AI Image Colorization
AI colorization restores color in black-and-white photographs and video. Neural network models understand context: sky is blue, grass is green, skin is flesh-toned — without manual markup.
DeOldify — Classic Colorization
from deoldify import device
from deoldify.device_id import DeviceId
from deoldify.visualize import get_image_colorizer
import PIL.Image as Image
import io
device.set(device=DeviceId.GPU0)
colorizer = get_image_colorizer(artistic=True) # artistic=True — more saturated colors
def colorize_image(image_bytes: bytes, render_factor: int = 35) -> bytes:
"""
render_factor: 7-45, higher = more saturated colors, slower
"""
input_image = Image.open(io.BytesIO(image_bytes)).convert("L").convert("RGB")
# Save temporarily
import tempfile, os
with tempfile.NamedTemporaryFile(suffix=".jpg", delete=False) as f:
input_image.save(f.name)
temp_path = f.name
result = colorizer.get_transformed_image(temp_path, render_factor=render_factor)
os.unlink(temp_path)
buf = io.BytesIO()
result.save(buf, format="JPEG", quality=95)
return buf.getvalue()
Stable Diffusion img2img Approach
from diffusers import StableDiffusionImg2ImgPipeline
import torch
pipe = StableDiffusionImg2ImgPipeline.from_pretrained(
"runwayml/stable-diffusion-v1-5",
torch_dtype=torch.float16
).to("cuda")
def colorize_with_sd(bw_image: bytes, prompt_hint: str = "") -> bytes:
init_image = Image.open(io.BytesIO(bw_image)).convert("RGB")
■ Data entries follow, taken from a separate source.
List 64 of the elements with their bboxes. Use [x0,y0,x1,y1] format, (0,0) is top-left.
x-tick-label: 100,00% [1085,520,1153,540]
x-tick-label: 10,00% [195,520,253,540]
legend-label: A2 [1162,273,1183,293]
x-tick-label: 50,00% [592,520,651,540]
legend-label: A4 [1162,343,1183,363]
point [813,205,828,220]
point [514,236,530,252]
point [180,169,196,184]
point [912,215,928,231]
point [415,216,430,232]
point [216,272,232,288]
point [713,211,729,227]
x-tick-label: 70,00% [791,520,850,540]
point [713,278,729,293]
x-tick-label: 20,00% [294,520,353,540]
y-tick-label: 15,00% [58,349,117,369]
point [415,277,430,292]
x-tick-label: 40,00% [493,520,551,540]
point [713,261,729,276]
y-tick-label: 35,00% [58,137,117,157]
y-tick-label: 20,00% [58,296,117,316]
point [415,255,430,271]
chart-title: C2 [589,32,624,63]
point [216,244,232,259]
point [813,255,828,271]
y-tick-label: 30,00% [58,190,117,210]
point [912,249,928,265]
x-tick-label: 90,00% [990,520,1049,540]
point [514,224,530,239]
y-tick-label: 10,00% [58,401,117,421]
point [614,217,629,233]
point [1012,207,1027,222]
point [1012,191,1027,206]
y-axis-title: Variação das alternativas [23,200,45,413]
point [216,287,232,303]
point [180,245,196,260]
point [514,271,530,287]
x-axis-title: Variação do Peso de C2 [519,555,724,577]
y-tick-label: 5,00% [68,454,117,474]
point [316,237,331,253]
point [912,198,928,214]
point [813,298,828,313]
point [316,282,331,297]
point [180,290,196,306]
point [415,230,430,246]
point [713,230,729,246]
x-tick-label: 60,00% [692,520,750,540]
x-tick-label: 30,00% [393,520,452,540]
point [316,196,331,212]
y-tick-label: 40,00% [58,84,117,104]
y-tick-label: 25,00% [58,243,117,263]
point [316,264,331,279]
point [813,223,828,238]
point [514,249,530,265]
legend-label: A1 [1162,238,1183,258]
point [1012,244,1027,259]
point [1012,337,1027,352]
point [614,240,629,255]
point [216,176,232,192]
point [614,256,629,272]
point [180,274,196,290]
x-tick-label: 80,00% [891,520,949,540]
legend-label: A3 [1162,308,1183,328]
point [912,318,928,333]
prompt = f"colorized photograph, natural colors, realistic{', ' + prompt_hint if prompt_hint else ''}"
result = pipe(
prompt=prompt,
image=init_image,
strength=0.5, # Low strength preserves structure
guidance_scale=8.0,
num_inference_steps=30
).images[0]
buf = io.BytesIO()
result.save(buf, format="JPEG", quality=95)
return buf.getvalue()
DeOldify is better for historical photographs (trained on real B&W images). SD img2img provides more control via prompt (can specify era, region). For video: DeOldify supports frame-by-frame colorization with temporal consistency. Integration timeline — 1–2 days.